We knew we wanted a pet mini pig for a long time before we were ready. My husband and I agreed that we would wait until we had a house in the country where the pig would have plenty of space and we wouldn’t have to stress about the pig’s size or location restrictions. For several years while we searched for the right house, I researched mini pigs: types, breeders, care requirements, and what it takes to raise them.
The time finally came and, once we were settled in our country house, I kept my eye out for available mini pigs at the breeder I had selected. An available piglet soon popped up on the breeder’s website, and I fell in love. The timing was quicker than we planned, but my husband and I both decided this mini pig was the one. We contacted the breeder, asked some questions, and had a deposit on the little piglet before we knew it. The breeder told us the piglet was almost ready to go home, so we had a week to get everything ready. Ah!

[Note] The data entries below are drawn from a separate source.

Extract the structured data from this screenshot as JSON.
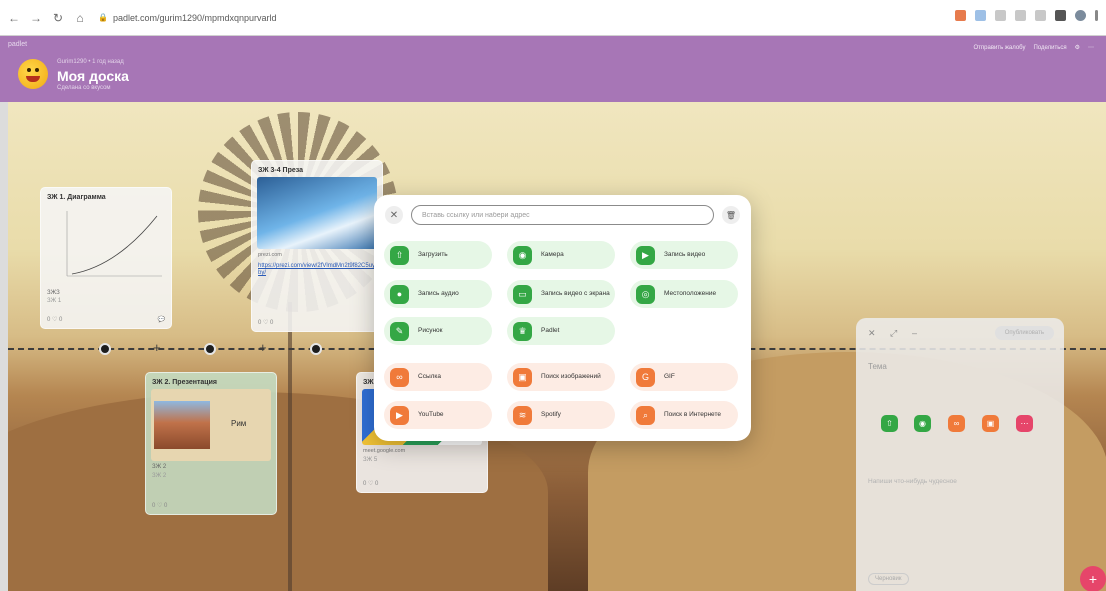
{
  "browser": {
    "url": "padlet.com/gurim1290/mpmdxqnpurvarld"
  },
  "header": {
    "logo": "padlet",
    "author": "Gurim1290 • 1 год назад",
    "title": "Моя доска",
    "subtitle": "Сделана со вкусом",
    "actions": [
      "Отправить жалобу",
      "Поделиться"
    ]
  },
  "cards": [
    {
      "title": "ЗЖ 1. Диаграмма",
      "label": "ЗЖЗ",
      "meta": "ЗЖ 1",
      "reactions": "0 ♡ 0"
    },
    {
      "title": "ЗЖ 3-4 Преза",
      "source": "prezi.com",
      "link": "https://prezi.com/view/2fVlmdMn2t9f82C5uyby/",
      "reactions": "0 ♡ 0"
    },
    {
      "title": "ЗЖ 2. Презентация",
      "slide_text": "Рим",
      "tag": "ЗЖ 2",
      "meta": "ЗЖ 2",
      "reactions": "0 ♡ 0"
    },
    {
      "title": "ЗЖ",
      "source": "meet.google.com",
      "meta": "ЗЖ 5",
      "reactions": "0 ♡ 0"
    }
  ],
  "menu": {
    "search_placeholder": "Вставь ссылку или набери адрес",
    "options": [
      {
        "label": "Загрузить",
        "icon": "upload-icon"
      },
      {
        "label": "Камера",
        "icon": "camera-icon"
      },
      {
        "label": "Запись видео",
        "icon": "video-record-icon"
      },
      {
        "label": "Запись аудио",
        "icon": "microphone-icon"
      },
      {
        "label": "Запись видео с экрана",
        "icon": "screen-record-icon"
      },
      {
        "label": "Местоположение",
        "icon": "location-icon"
      },
      {
        "label": "Рисунок",
        "icon": "pencil-icon"
      },
      {
        "label": "Padlet",
        "icon": "padlet-icon"
      },
      {
        "label": "Ссылка",
        "icon": "link-icon"
      },
      {
        "label": "Поиск изображений",
        "icon": "image-search-icon"
      },
      {
        "label": "GIF",
        "icon": "gif-icon"
      },
      {
        "label": "YouTube",
        "icon": "youtube-icon"
      },
      {
        "label": "Spotify",
        "icon": "spotify-icon"
      },
      {
        "label": "Поиск в Интернете",
        "icon": "web-search-icon"
      }
    ]
  },
  "compose": {
    "publish": "Опубликовать",
    "title_placeholder": "Тема",
    "body_placeholder": "Напиши что-нибудь чудесное",
    "draft": "Черновик"
  },
  "colors": {
    "header": "#a776b6",
    "green": "#34a745",
    "orange": "#f07a3a",
    "fab": "#e6456a"
  }
}
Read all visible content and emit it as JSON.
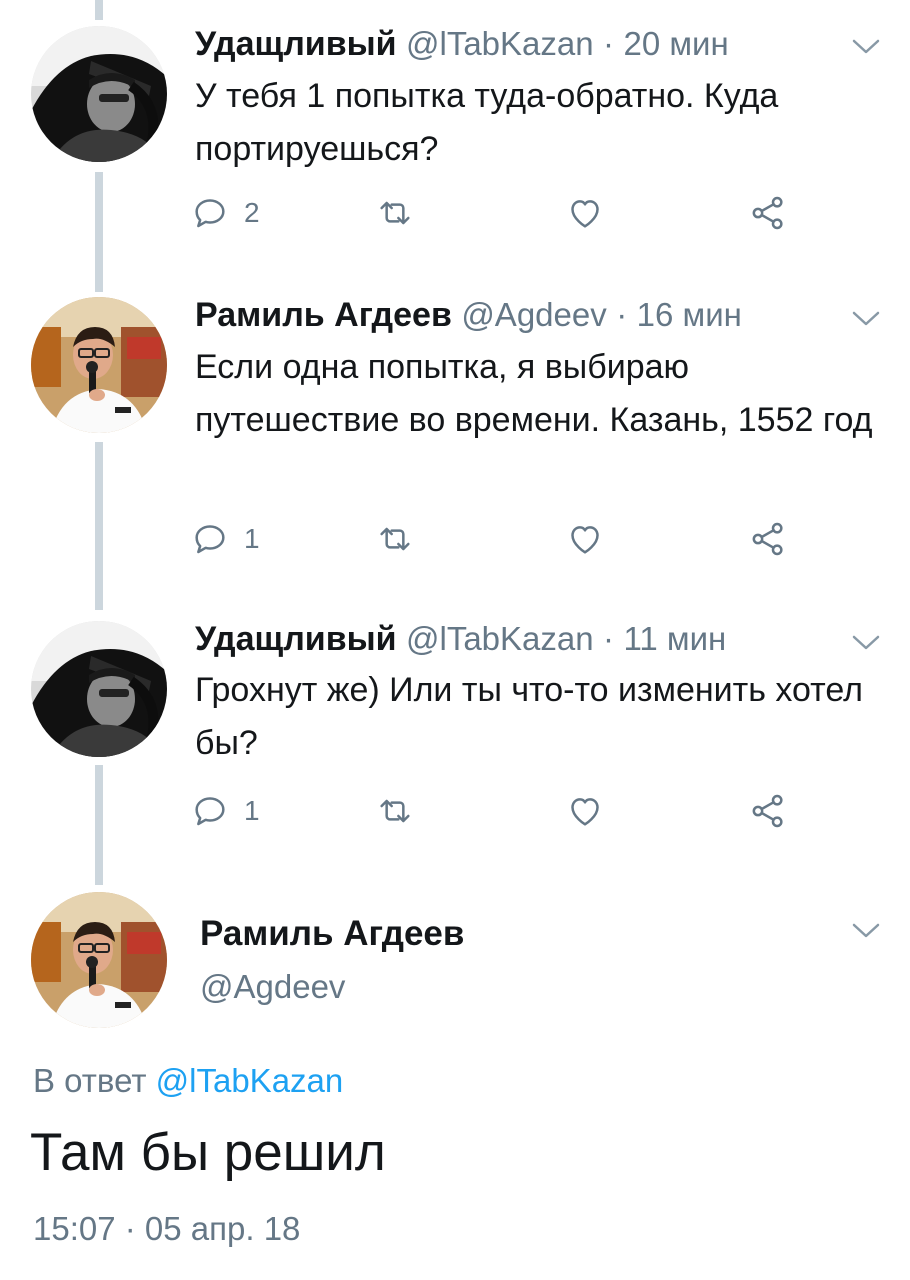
{
  "tweets": [
    {
      "name": "Удащливый",
      "handle": "@lTabKazan",
      "separator": "·",
      "time": "20 мин",
      "text": "У тебя 1 попытка туда-обратно. Куда портируешься?",
      "reply_count": "2",
      "avatar": "grayscale-driver-photo"
    },
    {
      "name": "Рамиль Агдеев",
      "handle": "@Agdeev",
      "separator": "·",
      "time": "16 мин",
      "text": "Если одна попытка, я выбираю путешествие во времени. Казань, 1552 год",
      "reply_count": "1",
      "avatar": "speaker-with-microphone-photo"
    },
    {
      "name": "Удащливый",
      "handle": "@lTabKazan",
      "separator": "·",
      "time": "11 мин",
      "text": "Грохнут же) Или ты что-то изменить хотел бы?",
      "reply_count": "1",
      "avatar": "grayscale-driver-photo"
    }
  ],
  "main_tweet": {
    "name": "Рамиль Агдеев",
    "handle": "@Agdeev",
    "reply_prefix": "В ответ",
    "reply_mention": "@lTabKazan",
    "text": "Там бы решил",
    "timestamp": "15:07 · 05 апр. 18",
    "avatar": "speaker-with-microphone-photo"
  },
  "icons": {
    "reply": "reply-icon",
    "retweet": "retweet-icon",
    "like": "heart-icon",
    "share": "share-icon",
    "menu": "chevron-down-icon"
  },
  "colors": {
    "text": "#14171a",
    "secondary": "#657786",
    "link": "#1da1f2",
    "thread_line": "#ccd6dd"
  }
}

That week was crazy with excitement, nervousness, and trying to make sure everything was set up perfectly for our new pet. Now that it was all real, I was incredibly nervous. Would I like having a pig in our home? Am I ready to care for a piglet? Will the dogs get along with the pig? Wait, do dogs eat pigs? What if it doesn’t work out? Will I fail as a pig parent?
The day finally arrived to pick up our piglet. I had everything prepared, including the play pen, litter box, crate, food purchased, etc. We got in the car and met the breeders about an hour away from our home. When we arrived at the meeting place, the breeders stepped out of the car and there was our little piglet. He was adorable and also so strange! I immediately wondered what in the world I was doing buying a piglet, but I remembered this was all just new and that I did my research and was as ready as I could be. I was calm again. Then the breeder handed the piglet to me for the first time, and the squealing began. How can such a small animal make such a loud noise? So much for being calm!

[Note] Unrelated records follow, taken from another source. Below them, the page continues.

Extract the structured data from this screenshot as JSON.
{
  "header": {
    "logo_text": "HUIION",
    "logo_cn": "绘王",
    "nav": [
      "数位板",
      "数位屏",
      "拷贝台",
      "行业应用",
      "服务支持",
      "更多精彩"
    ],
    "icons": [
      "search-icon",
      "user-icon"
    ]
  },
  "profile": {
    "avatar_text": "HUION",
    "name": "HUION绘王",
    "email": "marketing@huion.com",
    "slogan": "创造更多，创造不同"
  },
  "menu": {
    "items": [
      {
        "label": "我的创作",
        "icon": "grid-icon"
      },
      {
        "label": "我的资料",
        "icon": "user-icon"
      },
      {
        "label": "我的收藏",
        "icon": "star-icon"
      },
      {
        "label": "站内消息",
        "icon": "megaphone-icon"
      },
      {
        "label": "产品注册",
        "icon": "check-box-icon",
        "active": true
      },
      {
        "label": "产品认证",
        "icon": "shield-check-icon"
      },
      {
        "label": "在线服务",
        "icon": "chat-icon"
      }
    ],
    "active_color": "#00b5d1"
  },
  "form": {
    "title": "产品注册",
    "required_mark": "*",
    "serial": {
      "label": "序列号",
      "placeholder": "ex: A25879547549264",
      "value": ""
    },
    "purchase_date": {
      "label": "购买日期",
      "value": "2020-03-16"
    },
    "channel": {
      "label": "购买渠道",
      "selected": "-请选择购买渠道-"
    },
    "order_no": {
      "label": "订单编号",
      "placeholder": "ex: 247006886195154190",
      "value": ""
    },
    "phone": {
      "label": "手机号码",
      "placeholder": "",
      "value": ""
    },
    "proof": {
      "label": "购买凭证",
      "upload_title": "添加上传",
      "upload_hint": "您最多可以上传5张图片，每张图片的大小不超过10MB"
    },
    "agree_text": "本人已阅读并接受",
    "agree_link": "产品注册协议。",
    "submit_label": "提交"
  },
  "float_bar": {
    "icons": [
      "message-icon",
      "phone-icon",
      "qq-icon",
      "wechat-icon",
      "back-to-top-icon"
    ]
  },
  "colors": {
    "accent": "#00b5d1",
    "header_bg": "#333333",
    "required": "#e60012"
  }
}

We got the piglet into the car and settled in for our ride back home. I was prepared to have him ride in the crate on the way back, but he arranged himself in my lap and stayed there the whole way.
Okay, I was feeling better about my decision again. We decided to name him Oscar, and I was determined to raise him into a happy, well-adjusted member of the family.

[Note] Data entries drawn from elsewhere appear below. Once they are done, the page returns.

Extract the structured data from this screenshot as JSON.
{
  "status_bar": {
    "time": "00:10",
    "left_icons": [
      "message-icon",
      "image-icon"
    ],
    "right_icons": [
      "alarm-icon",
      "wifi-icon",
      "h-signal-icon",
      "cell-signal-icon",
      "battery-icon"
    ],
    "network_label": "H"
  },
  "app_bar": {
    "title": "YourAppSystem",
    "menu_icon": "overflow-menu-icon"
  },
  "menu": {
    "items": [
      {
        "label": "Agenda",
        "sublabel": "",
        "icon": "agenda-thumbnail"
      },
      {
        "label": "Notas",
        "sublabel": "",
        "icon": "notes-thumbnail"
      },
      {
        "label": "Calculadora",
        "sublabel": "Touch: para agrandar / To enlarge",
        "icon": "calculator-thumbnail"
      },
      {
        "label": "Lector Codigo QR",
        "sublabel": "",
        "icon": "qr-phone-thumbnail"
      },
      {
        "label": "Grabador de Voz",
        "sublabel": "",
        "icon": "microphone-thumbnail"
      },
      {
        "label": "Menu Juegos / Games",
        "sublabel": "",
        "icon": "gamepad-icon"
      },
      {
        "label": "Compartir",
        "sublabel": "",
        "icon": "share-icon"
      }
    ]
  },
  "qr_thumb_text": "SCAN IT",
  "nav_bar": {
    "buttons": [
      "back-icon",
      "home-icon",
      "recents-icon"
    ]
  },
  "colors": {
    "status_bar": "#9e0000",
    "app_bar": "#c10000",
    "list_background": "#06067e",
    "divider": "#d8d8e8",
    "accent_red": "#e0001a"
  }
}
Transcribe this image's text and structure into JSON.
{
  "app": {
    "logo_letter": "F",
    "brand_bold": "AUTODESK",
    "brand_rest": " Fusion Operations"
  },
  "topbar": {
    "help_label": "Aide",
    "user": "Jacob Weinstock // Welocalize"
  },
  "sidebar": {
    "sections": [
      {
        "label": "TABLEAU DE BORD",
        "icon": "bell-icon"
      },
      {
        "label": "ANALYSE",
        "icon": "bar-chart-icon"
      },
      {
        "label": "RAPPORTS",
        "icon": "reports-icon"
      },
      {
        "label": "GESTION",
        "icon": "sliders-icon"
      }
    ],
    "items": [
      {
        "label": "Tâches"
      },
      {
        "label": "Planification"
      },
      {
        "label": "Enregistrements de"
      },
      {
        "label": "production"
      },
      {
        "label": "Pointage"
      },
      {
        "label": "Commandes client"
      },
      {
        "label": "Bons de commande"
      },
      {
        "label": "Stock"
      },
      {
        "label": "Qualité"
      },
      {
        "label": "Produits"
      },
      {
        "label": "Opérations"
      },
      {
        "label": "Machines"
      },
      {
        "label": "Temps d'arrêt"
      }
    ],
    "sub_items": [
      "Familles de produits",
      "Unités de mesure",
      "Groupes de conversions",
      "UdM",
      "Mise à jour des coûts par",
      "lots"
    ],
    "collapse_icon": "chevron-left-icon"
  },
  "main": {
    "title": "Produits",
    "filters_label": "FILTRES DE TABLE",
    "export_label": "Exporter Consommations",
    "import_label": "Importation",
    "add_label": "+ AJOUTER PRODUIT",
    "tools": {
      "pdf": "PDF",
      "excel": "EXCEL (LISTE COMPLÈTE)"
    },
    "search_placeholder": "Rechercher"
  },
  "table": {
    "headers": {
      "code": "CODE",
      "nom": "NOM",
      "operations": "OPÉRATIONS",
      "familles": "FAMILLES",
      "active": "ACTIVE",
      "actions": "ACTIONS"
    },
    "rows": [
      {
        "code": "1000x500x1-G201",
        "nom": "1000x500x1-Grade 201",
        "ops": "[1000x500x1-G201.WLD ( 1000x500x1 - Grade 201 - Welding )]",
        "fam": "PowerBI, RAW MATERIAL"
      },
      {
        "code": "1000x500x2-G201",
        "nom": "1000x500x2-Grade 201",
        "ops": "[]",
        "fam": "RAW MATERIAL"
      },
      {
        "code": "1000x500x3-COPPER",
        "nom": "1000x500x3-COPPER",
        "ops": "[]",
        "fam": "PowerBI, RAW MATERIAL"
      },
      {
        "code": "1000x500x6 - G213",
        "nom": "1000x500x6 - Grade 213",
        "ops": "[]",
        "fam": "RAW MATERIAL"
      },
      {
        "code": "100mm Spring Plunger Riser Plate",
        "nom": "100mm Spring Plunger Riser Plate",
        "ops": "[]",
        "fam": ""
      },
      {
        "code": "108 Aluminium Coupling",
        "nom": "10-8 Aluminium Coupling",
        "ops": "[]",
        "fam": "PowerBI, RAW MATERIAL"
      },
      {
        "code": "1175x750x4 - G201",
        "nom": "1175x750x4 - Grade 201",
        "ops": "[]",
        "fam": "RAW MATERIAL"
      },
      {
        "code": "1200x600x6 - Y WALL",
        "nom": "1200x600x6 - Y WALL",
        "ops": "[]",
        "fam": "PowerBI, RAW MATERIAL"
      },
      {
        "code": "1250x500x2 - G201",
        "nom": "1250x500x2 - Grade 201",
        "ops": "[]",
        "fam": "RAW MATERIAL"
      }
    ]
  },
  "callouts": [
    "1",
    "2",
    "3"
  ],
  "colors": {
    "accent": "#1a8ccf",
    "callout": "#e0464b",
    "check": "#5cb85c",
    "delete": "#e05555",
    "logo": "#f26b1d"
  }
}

Once we made it home, we decided to put his harness on and take him outside in case he needed to go before we took him into the house. We were surprised at how easy it was to get the harness on him and were feeling pretty good about pig parenting when we set him down in the garage and little Oscar slipped out of his harness and was on the loose!
In case you’ve never had a “naked” piglet running around squealing in your garage, let me just tell you that it really makes you wonder what you’ve done with your life. A few weeks earlier, I was living in the city with two relatively trained dogs and now I was in the middle of the country chasing a squealing pig around.
My husband and I managed to work together to get the garage door closed (which required a lot of “you go that way, now this way, he ran to the left, he’s under the car now, now he’s behind that box by the mower”) which was a relief. After another hour and a swift, firm grab by me, the chase ended with a tired pig and relieved parents.
That’s when I knew this was going to be an interesting journey.